After the war, sugar beets continued to be the main industry of Taber and that would lead to the building of the Alberta Sugar Company plant in the community, the only sugar factory in Alberta and the largest employer in Taber. By 1952, the structure was producing nearly 50 million pounds of sugar over the course of only three months of that year. The factory, which was built in 1950, still operates in Taber to this day and is one of several food processing companies in the town including Frito-Lay.

Another crop would become popular around this time in Taber, corn. If you live in Western Canada, you know all about Taber corn and many people wait for the day when trucks show up in parking lots selling the corn because it is considered to be some of the best corn in Canada and even North America. It is said to be the sweetest and most tender corn available. Of course, Taber corn is so famous that it has led to counterfeit Taber corn being sold. As far away as Washington and throughout Western Canada, people will advertise they are selling Taber corn but in fact it is not corn from the community. This eventually led to a licence number being used to ensure that the Taber corn being sold was really from Taber.

Corn would eventually become such an important part of Taber’s image that Cornfest was created, which is an annual festival that includes a midway and performers. Held each August, it is the largest free family festival in Western Canada and there are many corn-based activities including corn tasting and corn stuffing. Corn stuffing involves two people, one wearing large overalls, and the other person stuffs as much corn as they can in the overalls. The team with the most corn in the coveralls within an allotted time wins. It should come as no surprise then that Taber bills itself as the Corn Capital of Canada. When you go to Taber, you will also see a giant corn stalk, which is the World’s Largest Corn Stalk. Built in 1994, it stands at 36 feet tall and is a great place for a quick photo for Instagram.

In 1961, Taber would make news across Canada with what was called the Taber Child, a discovery made by Dr. Archie Stalker in the glacial deposits along the east bank of the Oldman River. Stalker, a geologist, was surveying in the area when he saw a handful of bones sticking out of the sandy bank. He assumed they were the bones of a small animal, and he would bag the skeleton and dispatched them to Ottawa. In Ottawa, Wann Langston recognized that it was the skull and parts of a shoulder of a nine-month-old child and the bones were aged to between 20,000 to 40,000 years ago, far beyond anything found in the Western Hemisphere before. The discovery would touch off a controversary that would last for decades. Many scientists questioned how a body could have turned up from so long ago, considering it was believed at the time humans only arrived in North America around 12,000 years ago.

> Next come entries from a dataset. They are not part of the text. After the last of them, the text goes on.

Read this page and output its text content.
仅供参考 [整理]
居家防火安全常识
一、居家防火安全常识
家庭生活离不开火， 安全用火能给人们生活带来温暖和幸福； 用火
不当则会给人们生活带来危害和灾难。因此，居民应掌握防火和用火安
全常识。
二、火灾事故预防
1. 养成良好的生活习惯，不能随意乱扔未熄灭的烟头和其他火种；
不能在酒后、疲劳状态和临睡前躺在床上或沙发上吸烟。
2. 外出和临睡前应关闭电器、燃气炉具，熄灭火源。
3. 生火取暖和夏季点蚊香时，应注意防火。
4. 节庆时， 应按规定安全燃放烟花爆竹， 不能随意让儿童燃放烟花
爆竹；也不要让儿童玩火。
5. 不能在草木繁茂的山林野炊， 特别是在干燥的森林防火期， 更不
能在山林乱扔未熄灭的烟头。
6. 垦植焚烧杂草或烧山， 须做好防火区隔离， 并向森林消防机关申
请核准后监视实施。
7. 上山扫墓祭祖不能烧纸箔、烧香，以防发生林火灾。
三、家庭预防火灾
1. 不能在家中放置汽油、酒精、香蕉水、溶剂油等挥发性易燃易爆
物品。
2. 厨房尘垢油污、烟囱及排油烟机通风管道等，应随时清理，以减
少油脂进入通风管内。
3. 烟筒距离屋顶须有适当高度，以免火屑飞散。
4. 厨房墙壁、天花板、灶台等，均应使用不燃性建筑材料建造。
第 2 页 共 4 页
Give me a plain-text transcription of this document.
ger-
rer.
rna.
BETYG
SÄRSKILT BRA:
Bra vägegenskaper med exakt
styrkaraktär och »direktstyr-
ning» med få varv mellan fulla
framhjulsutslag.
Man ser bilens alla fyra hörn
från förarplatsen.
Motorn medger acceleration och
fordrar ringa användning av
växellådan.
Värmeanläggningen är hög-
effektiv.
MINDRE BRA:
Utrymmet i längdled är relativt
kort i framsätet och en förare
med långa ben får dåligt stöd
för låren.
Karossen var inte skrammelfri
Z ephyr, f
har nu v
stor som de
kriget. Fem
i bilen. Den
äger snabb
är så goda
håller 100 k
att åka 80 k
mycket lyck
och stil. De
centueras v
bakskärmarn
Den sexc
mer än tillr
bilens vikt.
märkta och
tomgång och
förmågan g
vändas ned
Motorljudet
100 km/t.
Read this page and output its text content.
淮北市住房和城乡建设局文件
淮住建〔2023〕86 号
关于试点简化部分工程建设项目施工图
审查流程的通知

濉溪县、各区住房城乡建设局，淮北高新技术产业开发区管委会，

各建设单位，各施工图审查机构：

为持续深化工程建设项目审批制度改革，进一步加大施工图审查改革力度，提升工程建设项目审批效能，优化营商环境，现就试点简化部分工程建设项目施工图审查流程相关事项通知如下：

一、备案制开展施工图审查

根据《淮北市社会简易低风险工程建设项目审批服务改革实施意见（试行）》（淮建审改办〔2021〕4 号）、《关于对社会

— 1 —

Dr. Richard Forbis, with the University of Calgary would say quote:

“I don’t see where else it could have come from but where it was found.”

Dr. C.S. Churcher, a paleontologist would add quote:

“The simplest solution is often the best”

Both men believed that the body would have floated down a river at some point, resting where it was found.

The bones were too small and fragile to be carbon dated, which meant that the location of the body within the geological strata had to be used to guess its age.

Subsequent excavations at the site failed to recover anymore bones. That being said, two recent analyses using a measurement of bone protein and dating using new accelerator radiocarbon techniques, place the bone fragments at roughly 4,000 years old, well within the established time frame of the Indigenous occupying the Canadian Prairies.

If you would like to learn more about Taber, you can visit the Taber Irrigation Impact Museum. This museum focuses on the impact of irrigation on Taber’s development and showcases irrigation systems and the process of early labor-intensive methods of growing crops in the area. The historic exhibits change three times a year, and the museum features many artifacts related to agriculture, including old farming equipment such as tractors.